What could kill Obamacare

Toobin: Court appears split on Obamacare
Toobin: Court appears split on Obamacare

Republicans have tried to kill Obamacare more than 50 times. But the Supreme Court could actually do it with a single ruling.

Justices will hear arguments Wednesday on whether most Obamacare enrollees can keep their subsidies.

A ruling against the Obama administration could send Obamacare into a death spiral.

It's likely that millions of enrollees would drop coverage after losing their assistance, experts said. Insurers would stop offering coverage or be forced to hike rates - by more than 250% by one estimate. Many remaining customers could leave the market after their premiums soar.

"The market would likely melt down very quickly," said Larry Levitt, senior vice president at the Kaiser Family Foundation. "The individual insurance market would be unable to function."

federal state subsidies map

Related: Obamacare at the Supreme Court: Justices divided over landmark health law

Here's the case in a nutshell: The Affordable Care Act called for the establishment of exchanges through which Americans can purchase health insurance. Those who earn less than four times the poverty level can qualify for subsidies to help pay their monthly premiums.

Only 16 states and the District of Columbia created their own exchanges, leaving the federal government to handle enrollment in the other 34.

The case, King v. Burwell, revolves around whether enrollees in these 34 states can receive federal subsidies. The challengers argue that the section of the law governing subsidies -- which refers to exchanges "established by the State" -- applies only to the 16 states with their own exchanges.

Here's what's at stake: Some 7.5 million people have signed up for 2015 coverage on the federal exchange, healthcare.gov, and qualified for subsidies, as of mid-February, according to Kaiser Family Foundation calculations. The subsidies average $268 a month, covering 72% of the premium. Enrollees shell out $105 a month, on average.

The subsidies are key to keeping the system afloat. They serve as a carrot to attract a wide range of people -- most importantly, younger and healthier ones who might not opt for coverage if it were too pricey. They also soften the blow of the individual mandate, which requires nearly all Americans to have coverage or pay a penalty.

"The subsidies establish a stable risk pool," said Dan Mendelson, founder of Avalere Health, an advisory firm. "There are a lot more people in the exchanges because of the subsidies."

Billye Moutra and her husband couldn't afford their UnitedHealthcare plan if they didn't receive $901 in monthly subsidies. The Missouri City, Texas, couple have multiple medical issues and work part-time jobs to make ends meet.

billye moutra
Billye Moutra would not be able to afford coverage if she didn't receive $901 in subsidies.

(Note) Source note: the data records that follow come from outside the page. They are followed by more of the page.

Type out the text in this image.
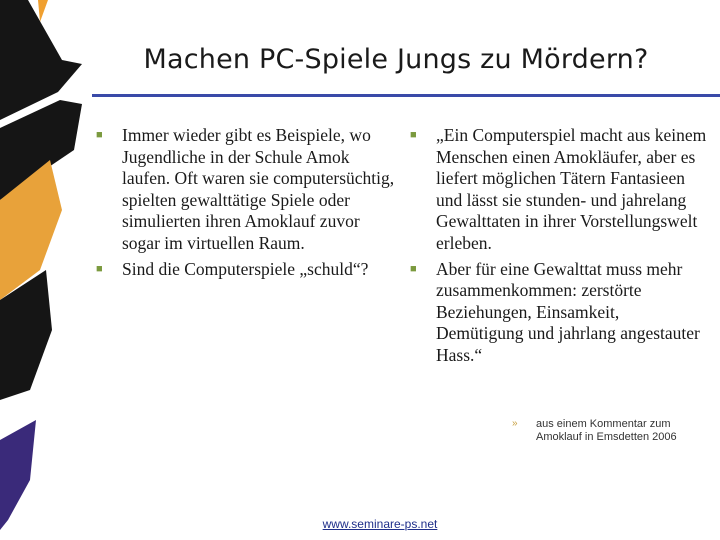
Machen PC-Spiele Jungs zu Mördern?
■ Immer wieder gibt es Beispiele, wo Jugendliche in der Schule Amok laufen. Oft waren sie computersüchtig, spielten gewalttätige Spiele oder simulierten ihren Amoklauf zuvor sogar im virtuellen Raum.
■ Sind die Computerspiele „schuld“?
■ „Ein Computerspiel macht aus keinem Menschen einen Amokläufer, aber es liefert möglichen Tätern Fantasieen und lässt sie stunden- und jahrelang Gewalttaten in ihrer Vorstellungswelt erleben.
■ Aber für eine Gewalttat muss mehr zusammenkommen: zerstörte Beziehungen, Einsamkeit, Demütigung und jahrlang angestauter Hass.“
»	aus einem Kommentar zum Amoklauf in Emsdetten 2006
www.seminare-ps.net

"When the Affordable Care Act came along, it was an answer to our prayers, especially the subsidies," said Moutra, 59, who is in an air cast and on crutches for a torn tendon in her right foot.

Related: Obamacare sign ups top 11 million

For breast cancer survivor Melanie Goff Bradley, however, going without health insurance is not an option, even though it would be tough to afford without her $250 monthly subsidy. Goff Bradley, 58, pays only $429 a month for her Blue Cross Blue Shield plan.

melanie goff bradley
Melanie Goff Bradley, a cancer survivor, would work a minimum wage job before giving up her Obamacare health insurance.

The Rocky Mount, N.C., resident is finishing a degree in health information technology after her employer of 32 years shut down. If she lost her subsidy and couldn't quickly find work in her new field, she'd have to take a minimum-wage job or work as a waitress to pay for coverage. The thought of losing her insurance scares her.

"You don't know when the next thing is going to happen," she said, of her health.

For the Obama administration, there is no Plan B. "We know of no administrative actions that could, and therefore we have no plans that would, undo the massive damage to our health care system," Health Secretary Sylvia Burwell wrote to Congress members last week.